W środę wysokie temperatury są niemal w całym kraju. Najgoręcej ma być na Opolszczyźnie i Dolnym Śląsku, termometry wskażą tam do 34 stopni Celsjusza. IMGW ostrzega przed upałem również w centralnym i zachodnim Mazowszu. Na tym obszarze prognozuje się temperaturę maksymalną do 33 stopni.

W związku z tym RCB umieściło informację na temat bezpiecznego zachowania nad wodą. Szczególnie podkreśla, że nigdy nie należy wchodzić do wody po spożyciu alkoholu. Ważne jest również, żeby nie skakać do wody w nieznanych miejscach i pływać tylko w miejscach do tego wyznaczonych. Ponadto RCB zaleca, żeby nie wbiegać do wody rozgrzanym i nie pływać bezpośrednio po posiłku.

Kolejne zasady to: "stosuj się do poleceń ratownika", "nie wypływaj na materacu daleko od brzegu", "załóż kapok na łódce, kajaku i rowerze wodnym".

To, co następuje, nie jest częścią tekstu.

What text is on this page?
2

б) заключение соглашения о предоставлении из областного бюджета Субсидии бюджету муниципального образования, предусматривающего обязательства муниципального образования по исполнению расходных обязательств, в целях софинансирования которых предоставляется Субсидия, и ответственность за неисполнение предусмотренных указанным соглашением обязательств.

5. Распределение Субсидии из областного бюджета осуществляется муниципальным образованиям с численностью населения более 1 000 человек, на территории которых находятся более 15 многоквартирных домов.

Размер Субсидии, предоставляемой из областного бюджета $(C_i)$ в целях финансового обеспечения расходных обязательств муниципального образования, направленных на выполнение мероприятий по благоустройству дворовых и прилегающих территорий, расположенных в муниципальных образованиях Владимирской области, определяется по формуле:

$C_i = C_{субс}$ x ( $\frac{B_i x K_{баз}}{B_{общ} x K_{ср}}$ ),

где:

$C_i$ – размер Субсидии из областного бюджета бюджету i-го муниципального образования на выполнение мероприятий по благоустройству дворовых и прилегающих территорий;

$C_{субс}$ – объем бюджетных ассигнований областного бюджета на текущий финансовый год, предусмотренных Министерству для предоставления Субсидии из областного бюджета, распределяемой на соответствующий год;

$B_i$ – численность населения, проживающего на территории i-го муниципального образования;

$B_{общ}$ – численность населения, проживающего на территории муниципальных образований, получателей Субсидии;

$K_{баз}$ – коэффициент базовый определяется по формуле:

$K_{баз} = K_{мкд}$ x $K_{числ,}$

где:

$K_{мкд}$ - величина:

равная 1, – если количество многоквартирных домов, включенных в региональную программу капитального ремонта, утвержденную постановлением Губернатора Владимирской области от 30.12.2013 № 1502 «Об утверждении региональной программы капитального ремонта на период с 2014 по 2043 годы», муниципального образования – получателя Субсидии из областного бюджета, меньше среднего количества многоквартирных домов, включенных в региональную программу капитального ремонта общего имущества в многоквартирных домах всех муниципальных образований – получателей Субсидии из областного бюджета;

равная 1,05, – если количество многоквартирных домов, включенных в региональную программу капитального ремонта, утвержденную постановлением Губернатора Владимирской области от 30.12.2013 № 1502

Lekarze apelują, by między godziną 9.00 a 17.00 nie wychodzić z dziećmi z domu. W trakcie upału podawajmy im dużo wody, domowy kompot albo chłodną herbatę. Nastolatki powinny unikać napojów energetycznych.

Na SOR Górnośląskiego Centrum Zdrowia Dziecka w Katowicach trafia teraz sporo odwodnionych dzieci. Dlatego należy obserwować nasze pociechy, zwracać uwagę na niepokojące sygnały. U małych dzieci to zapadnięte ciemię, niepokój, apatia. U większych dzieci - senność, osłabienie, czasami rozdrażnienie - mówi RMF FM dr Barbara Kunsdorf-Bochnia, kierująca Szpitalnym Oddziałem Ratunkowym w katowickim szpitalu.